Reem Alatrash


2021

pdf
Regression Analysis of Lexical and Morpho-Syntactic Properties of Kiezdeutsch
Diego Frassinelli | Gabriella Lapesa | Reem Alatrash | Dominik Schlechtweg | Sabine Schulte im Walde
Proceedings of the Eighth Workshop on NLP for Similar Languages, Varieties and Dialects

Kiezdeutsch is a variety of German predominantly spoken by teenagers from multi-ethnic urban neighborhoods in casual conversations with their peers. In recent years, the popularity of Kiezdeutsch has increased among young people, independently of their socio-economic origin, and has spread in social media, too.

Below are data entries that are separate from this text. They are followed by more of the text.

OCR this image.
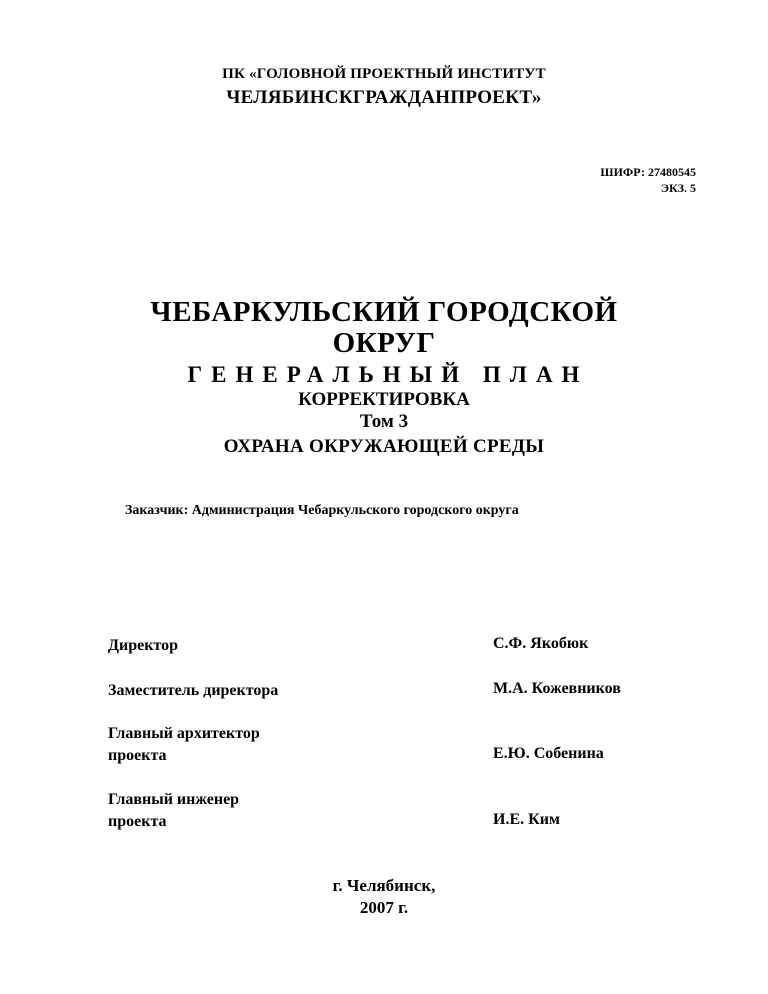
ПК «ГОЛОВНОЙ ПРОЕКТНЫЙ ИНСТИТУТ
ЧЕЛЯБИНСКГРАЖДАНПРОЕКТ»
ШИФР: 27480545
ЭКЗ. 5
ЧЕБАРКУЛЬСКИЙ ГОРОДСКОЙ
ОКРУГ
ГЕНЕРАЛЬНЫЙ ПЛАН
КОРРЕКТИРОВКА
Том 3
ОХРАНА ОКРУЖАЮЩЕЙ СРЕДЫ
Заказчик: Администрация Чебаркульского городского округа
Директор	С.Ф. Якобюк
Заместитель директора	М.А. Кожевников
Главный архитектор
проекта	Е.Ю. Собенина
Главный инженер
проекта	И.Е. Ким
г. Челябинск,
2007 г.
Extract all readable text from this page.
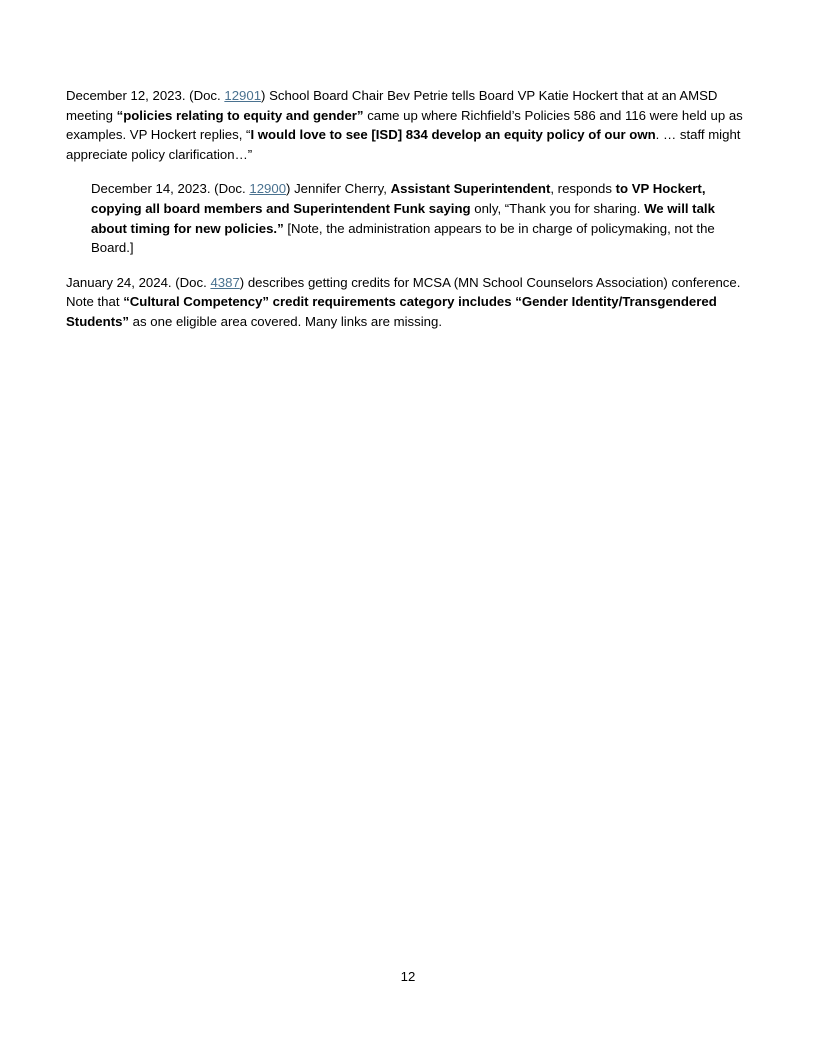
December 12, 2023. (Doc. 12901) School Board Chair Bev Petrie tells Board VP Katie Hockert that at an AMSD meeting “policies relating to equity and gender” came up where Richfield’s Policies 586 and 116 were held up as examples. VP Hockert replies, “I would love to see [ISD] 834 develop an equity policy of our own. … staff might appreciate policy clarification…”

December 14, 2023. (Doc. 12900) Jennifer Cherry, Assistant Superintendent, responds to VP Hockert, copying all board members and Superintendent Funk saying only, “Thank you for sharing. We will talk about timing for new policies.” [Note, the administration appears to be in charge of policymaking, not the Board.]

January 24, 2024. (Doc. 4387) describes getting credits for MCSA (MN School Counselors Association) conference. Note that “Cultural Competency” credit requirements category includes “Gender Identity/Transgendered Students” as one eligible area covered. Many links are missing.

12
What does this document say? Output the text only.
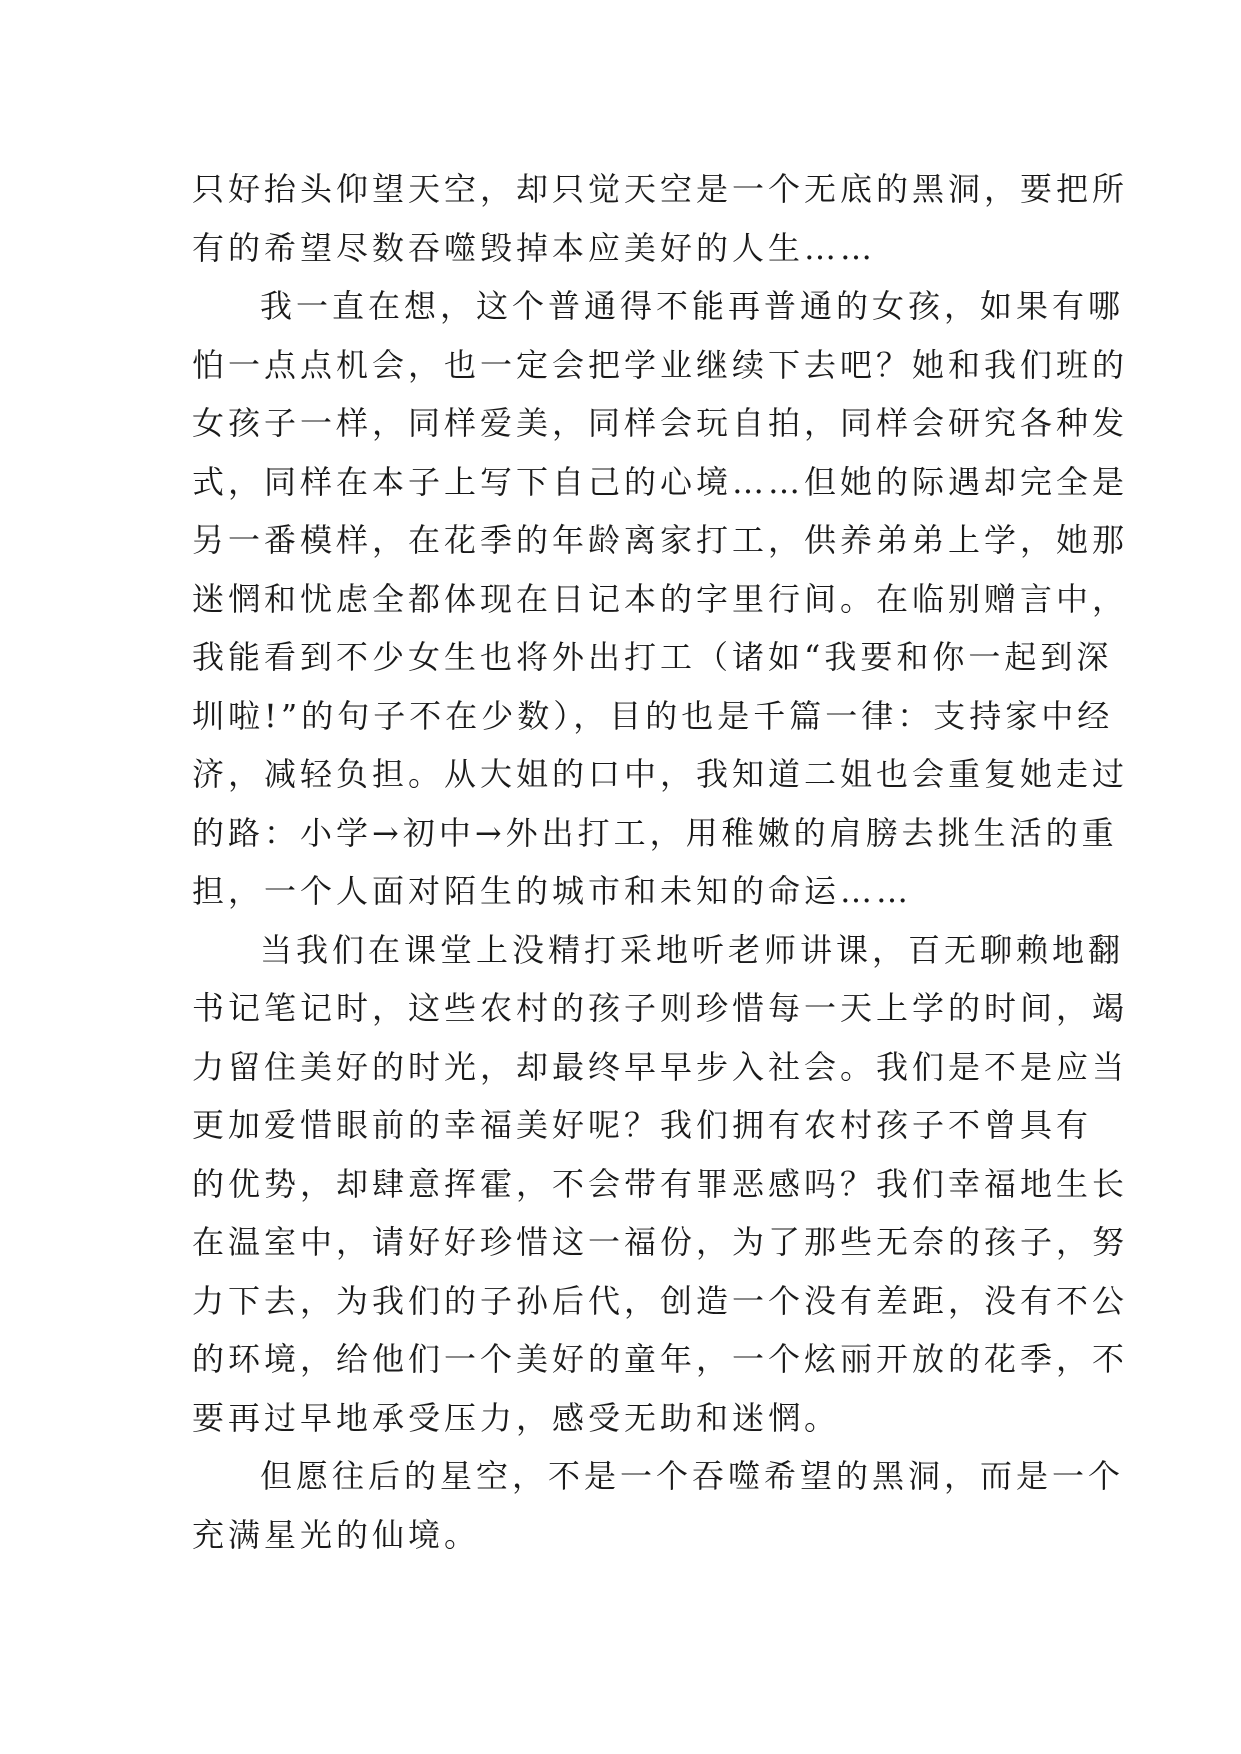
只好抬头仰望天空，却只觉天空是一个无底的黑洞，要把所
有的希望尽数吞噬毁掉本应美好的人生……
我一直在想，这个普通得不能再普通的女孩，如果有哪
怕一点点机会，也一定会把学业继续下去吧？她和我们班的
女孩子一样，同样爱美，同样会玩自拍，同样会研究各种发
式，同样在本子上写下自己的心境……但她的际遇却完全是
另一番模样，在花季的年龄离家打工，供养弟弟上学，她那
迷惘和忧虑全都体现在日记本的字里行间。在临别赠言中，
我能看到不少女生也将外出打工（诸如“我要和你一起到深
圳啦!”的句子不在少数），目的也是千篇一律：支持家中经
济，减轻负担。从大姐的口中，我知道二姐也会重复她走过
的路：小学→初中→外出打工，用稚嫩的肩膀去挑生活的重
担，一个人面对陌生的城市和未知的命运……
当我们在课堂上没精打采地听老师讲课，百无聊赖地翻
书记笔记时，这些农村的孩子则珍惜每一天上学的时间，竭
力留住美好的时光，却最终早早步入社会。我们是不是应当
更加爱惜眼前的幸福美好呢？我们拥有农村孩子不曾具有
的优势，却肆意挥霍，不会带有罪恶感吗？我们幸福地生长
在温室中，请好好珍惜这一福份，为了那些无奈的孩子，努
力下去，为我们的子孙后代，创造一个没有差距，没有不公
的环境，给他们一个美好的童年，一个炫丽开放的花季，不
要再过早地承受压力，感受无助和迷惘。
但愿往后的星空，不是一个吞噬希望的黑洞，而是一个
充满星光的仙境。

While previous studies have extensively investigated this language variety from a linguistic and qualitative perspective, not much has been done from a quantitative point of view. We perform the first large-scale data-driven analysis of the lexical and morpho-syntactic properties of Kiezdeutsch in comparison with standard German. At the level of results, we confirm predictions of previous qualitative analyses and integrate them with further observations on specific linguistic phenomena such as slang and self-centered speaker attitude. At the methodological level, we provide logistic regression as a framework to perform bottom-up feature selection in order to quantify differences across language varieties.

2020

pdf
CCOHA: Clean Corpus of Historical American English
Reem Alatrash | Dominik Schlechtweg | Jonas Kuhn | Sabine Schulte im Walde
Proceedings of the Twelfth Language Resources and Evaluation Conference

Modelling language change is an increasingly important area of interest within the fields of sociolinguistics and historical linguistics. In recent years, there has been a growing number of publications whose main concern is studying changes that have occurred within the past centuries. The Corpus of Historical American English (COHA) is one of the most commonly used large corpora in diachronic studies in English. This paper describes methods applied to the downloadable version of the COHA corpus in order to overcome its main limitations, such as inconsistent lemmas and malformed tokens, without compromising its qualitative and distributional properties. The resulting corpus CCOHA contains a larger number of cleaned word tokens which can offer better insights into language change and allow for a larger variety of tasks to be performed.